At a time when many military bases fell apart or joined the State they resided in to survive, Joint Base White Sands continued flying the American flag atop their flagpoles. Their operational reach was greatly diminished compared to pre-Second Great Depression levels, but they eventually deployed small teams into the Borderplex to coordinate with local police and sheriffs in an effort to drive out the gangs and drug cartels. And they maintained enough of a watch on matters on the southern side of the old Mexican border to keep tabs on their foreign enemies. By the time the Texas State Guard was ready to roll into Mexico and deal with those enemies for good, Joint Base White Sands provided them with the best aerial intelligence in the remaining Free World. And the remains of their Army units rolled with the Texans as well, though they made it clear that they remained in the American chain of command. Even if they did not precisely follow the insane orders still coming from Washington. They did not subordinate themselves to Texan command, but were happy to coordinate with them. The Texans, supremely confident that would change in due time, accepted both the clarification and the help with equal cheer. Not everyone was blessed enough to be born a Texan after all.
Fort Bliss and Holloman Air Force Base lacked the personnel or the equipment to continue operating at previous levels after the Second Great Depression set in. With no more federal support arriving, and the cities around them suffering their own chaos, their leadership sought a way to remain relevant. The Fort Bliss commander was a capable and thorough administrator, though lacked the finer points of social etiquette. The Holloman commander was a hard charging fighter pilot with more charismatic attitude than organizational aptitude. The one thing each of them shared was a loyalty for America sufficient to keep them from setting aside their oaths to the country, even if their government had fallen. That was enough for them to work together. And they eventually chose to combine their operations, along with White Sands Missile Range, into a new, single consolidated base with a single chain of command. The Army kept things under organizational control. The Air Force became the face of command. And so Joint Base White Sands was born.
The Second Great Depression was not kind to the military reservations surrounding the White Sands Missile Range. The drop in federal funding left them surviving off local resources alone. Many soldiers chose to go home, often taking whatever supplies or weapons they could carry with them.

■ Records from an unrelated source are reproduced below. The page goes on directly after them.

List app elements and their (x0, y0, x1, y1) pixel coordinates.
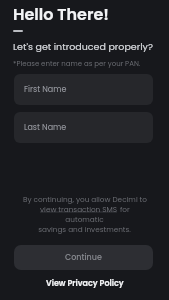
staticText: automatic (65, 214, 104, 224)
staticText: Last Name (24, 122, 67, 133)
button[interactable]: View Privacy Policy (46, 278, 124, 289)
staticText: savings and investments. (38, 224, 131, 234)
button[interactable]: Continue (14, 245, 153, 270)
staticText: Continue (65, 252, 102, 263)
staticText: Let's get introduced properly? (13, 40, 153, 53)
button[interactable]: First Name (14, 74, 153, 105)
button[interactable]: Last Name (14, 112, 153, 143)
staticText: *Please enter name as per your PAN. (13, 59, 141, 69)
staticText: First Name (24, 84, 67, 95)
staticText: Hello There! (13, 3, 109, 25)
staticText: By continuing, you allow Deciml to (23, 194, 147, 204)
staticText: for (118, 204, 130, 214)
staticText: view transaction SMS (40, 204, 118, 214)
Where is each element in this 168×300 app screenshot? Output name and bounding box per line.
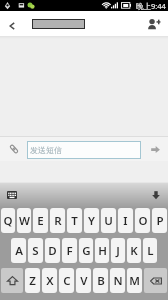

Some were already affiliated with the local gangs and drug cartels, and sold various military supplies to them. By the time open street fighting hit the nearby Borderplex cities, Fort Bliss had shrunken to something not much larger than a skeleton security force trying to secure what weapons and supplies it still had. While also searching for the traitors in their own ranks still selling supplies and weapons to the enemy. Holloman Air Force Base had similar issues and only retained enough people to fly a handful of aircraft at a time, most of which were unarmed drones. They did what they could to help the Borderplex fight the gangs and drug cartels, but their reach was severely limited.